How severe does this issue affect your experience of using Ray?
Medium: It contributes to significant difficulty to complete my task, but I can work around it.
I have a general question on cluster and deployment architecture. My system exposes a few ML models and algorithms through a Ray REST API. I want these models to be always available as Actors to compute and respond whenever a request is received. My plan is to build a Docker image containing the model code, model checkpoints, and all python dependencies. Dependencies and models get updated frequently, so that Docker image must be rebuild and deployed from time to time.
I wonder what’s the best way to design the cluster config and deployment flow to minimize downtime. My plan is to deploy this in an autoscaling kubernetes cluster, but I am unsure on what’s the best strategy to redeploy Docker images and register Actors that already exist while avoiding downtime? Does Ray support this natively or is there any tricks I’d need to implement on my own?

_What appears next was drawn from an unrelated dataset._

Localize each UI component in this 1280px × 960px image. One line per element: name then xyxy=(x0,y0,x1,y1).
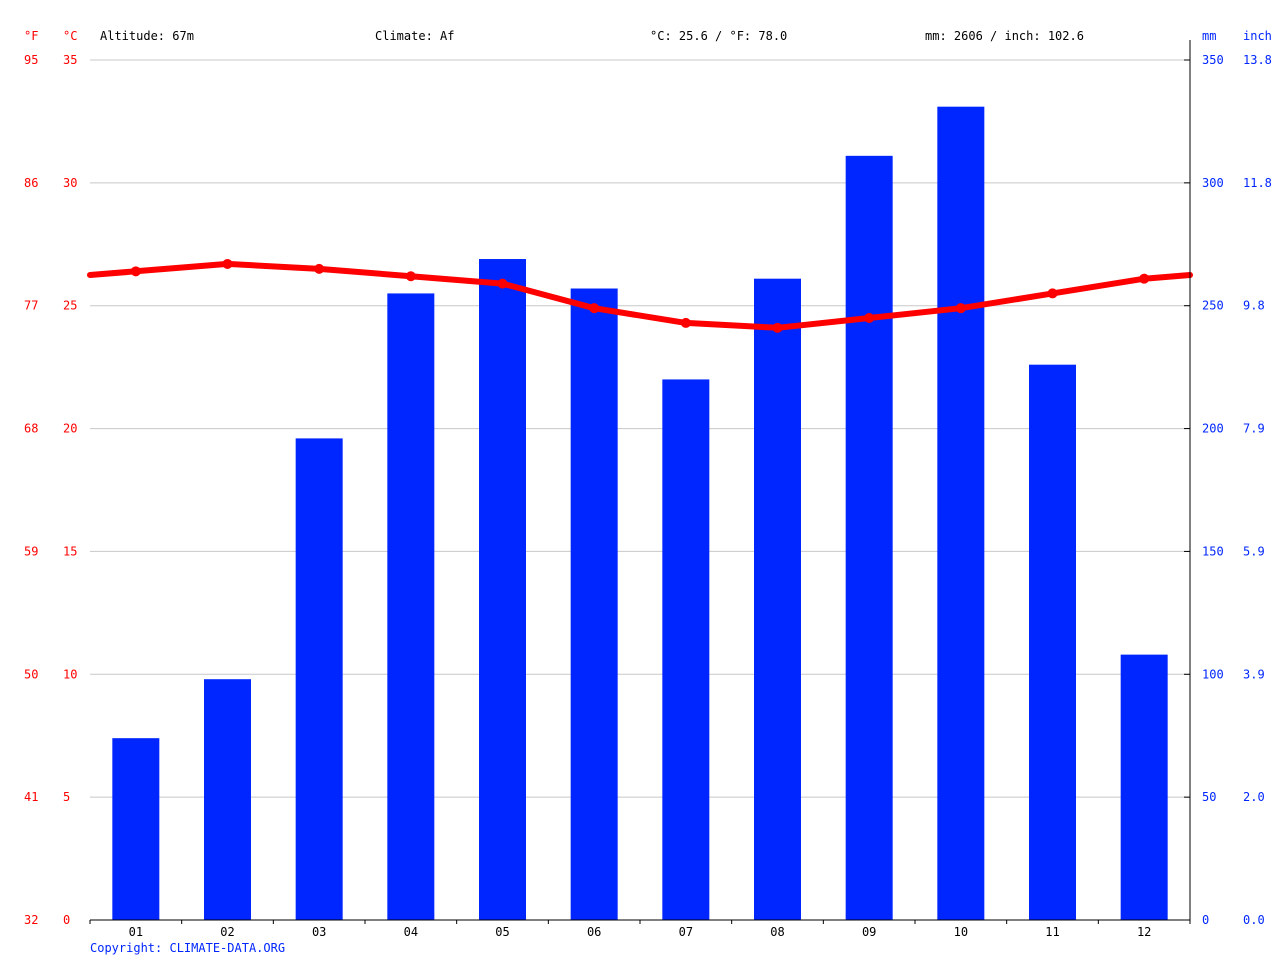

Thanks for your answer! My question applies concretely on the zero-downtime update for the ray k8s operator. I could not find in the documentation how one would proceed to update the underlying docker image without downtime, since kuberay does not expose a deployment.
You can indeed update the underlying Docker image without downtime.
When you update your RayService config’s rayClusterConfig with new Docker images, the RayService operator will spin up a new Ray cluster with the new Docker images. Meanwhile, it’ll continue serving traffic using the existing Ray cluster. Once your Serve deployments are ready on the new Ray cluster, the operator will switch traffic to the new cluster and then delete the old cluster. There should be no downtime.